By the way, with the return to health of GM, Ford and Chrysler, the shabby, ailing motor show also returned to vitality with more new technology displayed than probably ever before. Shame about the dump of a convention centre they hold it in, but I gather there are big plans for its transformation too. With that, on to the news.
Gas prices are holding steady thanks to the fact that North American production of crude oil is expected to hit an all-time high within the next five years and thanks to ethanol, which now makes up about 10 per cent of the fuel in your gas tank. As gas engines with turbocharging and direct fuel injection become more and more efficient, the payback period for a more expensive hybrid grows longer.
Ford has EcoBoost engines, GM has the Ecotec four, Mazda is coming with SkyActiv and Dodge has the Fiat-inspired and -engined Dart. They’re all saying they can deliver “hybrid” fuel economy without the hybrid price tag. They say they have the technology now to meet the tough fuel economy regs that come with the 2016 model year with engines that customers can fill up at the good old gas station.
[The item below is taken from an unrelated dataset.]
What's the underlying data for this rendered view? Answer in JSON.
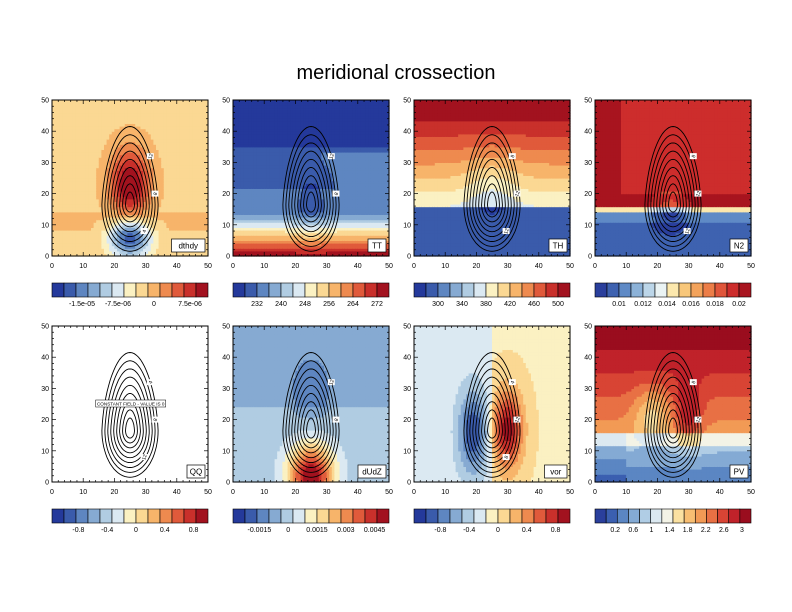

What they’re going to do in 2026 they’ll decide later.
“We think that the market is ready to listen to a diesel story,” said Chrysler and Fiat CEO Sergio Marchionne as he toured the Detroit auto show. He had no doubt seen the publicity from the Diesel Technology Forum, a lobbying group of which his company is a member. They’re saying there’s growing consumer confidence in diesels by pointing out that diesel car sales went up 27 per cent last year in the United States while hybrid sales slipped. Over all, diesels were 3 per cent of the U.S. automotive market last year, with all battery-electric, plug-in and conventional hybrid models combined making up just over 2 per cent.
Chevrolet is about to introduce a diesel-powered version of its compact Cruze and the rumour is that it will deliver better highway mileage than the Toyota Prius hybrid. Chrysler plans to sell a diesel version of several Jeeps, Mazda wants to be the first Asian car manufacturer to sell diesel cars in the United States and the big Mercedes-Benz S-Class is coming back with a diesel in North America after a 17-year absence.
Volkswagen is the leader in diesel cars in North America. Last year, 21 per cent of VeeDubs in the United States came with a diesel engine. That’s about half of their diesel take-rate in Canada. We don’t know if growth in diesel demand will continue to outpace that of hybrids this year, but many manufacturers are betting it will.
Before we conclude that electric cars were just a passing fancy (again) let me point out that Toyota is confident that the sub-$20,000 Prius C hybrid will be a turning point in attracting budget-conscious buyers and that Nissan is still building electric car capacity of 250,000 a year in Tennessee.
But I believe the most significant encouragement to electric cars fans came from U.S. Energy Secretary Steven Chu who was in Detroit for a speech. Chu is the Nobel Prize winner who is a champion of alternative energy. He told the Detroit Economic Club that he’s not worried by soft sales of electrics and plug-ins and that the Administration is sticking to its goal of getting a million of them on U.S. roads by the middle of next decade.
The most expensive component of all these cars is the battery and the U.S. Government has spent more than $2-billion (U.S.) on domestic battery production. Chu said batteries for plug-in hybrids cost about $12,000 four years ago. By 2015, he says it will be $3,600. “Once you get a battery that's $1,500 and much less expensive electric motors, which we are also working on, then you get to a very exciting price point,” he said. That, he hopes, will happen by 2020.